Но я вдруг вспоминаю про Робби, вспоминаю, каково мне было, когда он лежал в больнице, а я дрожала от страха, что он умрет. А через две недели, когда мы вернулись домой такие радостные, на стене гостиной нас встретила отвратительная надпись кровавой краской.
– Вы абсолютно правы, – говорю я. – И никаких «но». Прежде всего безопасность детей. Кирсти живет, кажется, в Слейтфорде, в доме напротив «Теско экспресс».

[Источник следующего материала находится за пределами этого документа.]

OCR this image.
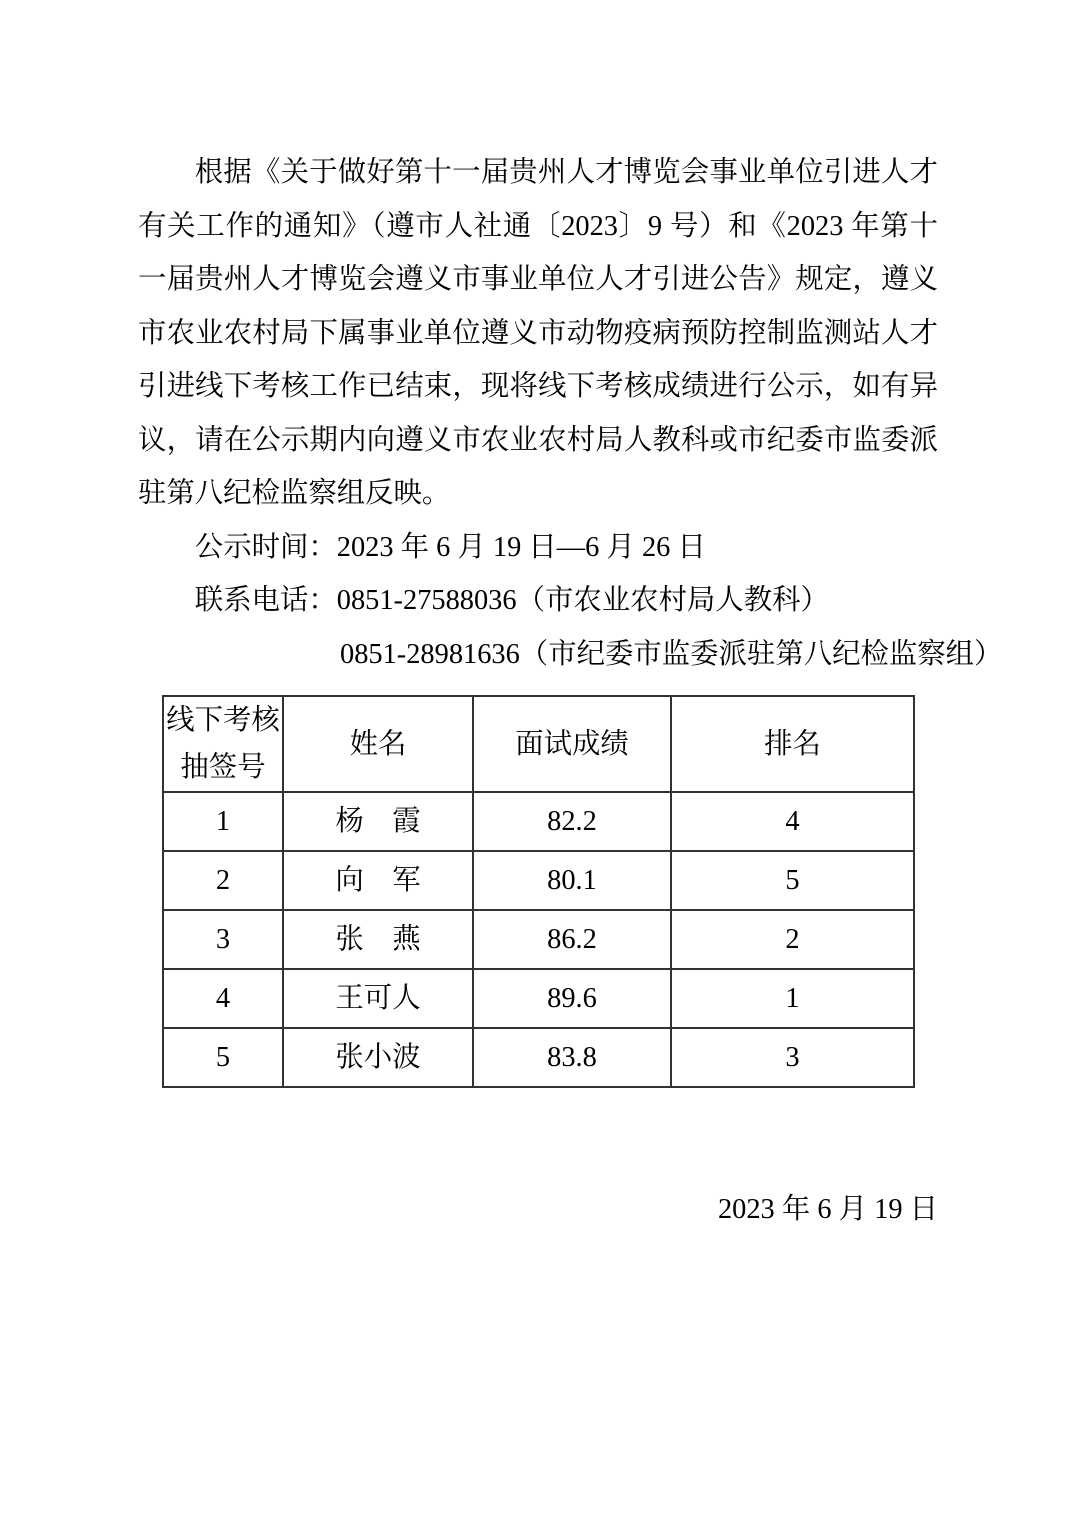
根据《关于做好第十一届贵州人才博览会事业单位引进人才有关工作的通知》（遵市人社通〔2023〕9 号）和《2023 年第十一届贵州人才博览会遵义市事业单位人才引进公告》规定，遵义市农业农村局下属事业单位遵义市动物疫病预防控制监测站人才引进线下考核工作已结束，现将线下考核成绩进行公示，如有异议，请在公示期内向遵义市农业农村局人教科或市纪委市监委派驻第八纪检监察组反映。

公示时间：2023 年 6 月 19 日—6 月 26 日

联系电话：0851-27588036（市农业农村局人教科）

0851-28981636（市纪委市监委派驻第八纪检监察组）

线下考核抽签号	姓名	面试成绩	排名
1	杨　霞	82.2	4
2	向　军	80.1	5
3	张　燕	86.2	2
4	王可人	89.6	1
5	张小波	83.8	3

2023 年 6 月 19 日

– Позвоню в школу и возьму точный адрес.
– Спасибо. Вы сообщите что и как?
– Конечно.
– Да, и насчет отпечатков. Мы с детьми можем заехать завтра.
– А сегодня, где-нибудь вечерком?
– Робби и Лорен сейчас с друзьями, а я тороплюсь в центр реабилитации. По вторникам и четвергам мое дежурство.
– Понятно. Тогда завтра во сколько?
– Можно после шести? Или поздно? Просто по средам у детей чаепитие с Филом.
– Нет, нормально.
– Спасибо. И простите, что подвела вас сегодня. Не знаю, как я умудрилась забыть.
– Просто думали не о том, о чем надо. – Он выдерживает секундную паузу, со значением, и я понимаю, что последует вопрос. – А в субботу, когда вы выходили из дома, тоже думали про Сэнди Стюарт?
– Да, – неохотно отвечаю я.
– А мне почему не сказали?
– Полагала, все это звучит неубедительно, притянуто за уши. Совсем не ожидала, что обернется правдой. Тогда я еще считала, что ребенок Сэнди умер. Молилась, что бы подозрения оказались моей фантазией.
– Так. В следующий раз, что бы вам ни показалось убедительным или неубедительным, притянутым за уши или еще за что-нибудь, знайте, надо немедленно сообщить мне.
– Да, я поняла. Простите.
Чувствую, что краснею. Кажется, получила хорошенький нагоняй. Закончив разговор, минуту сижу неподвижно и жду, когда щеки остынут. Конечно, он прав, нельзя ничего утаивать, но во всем этом столько личного, что трудно быть до конца откровенной.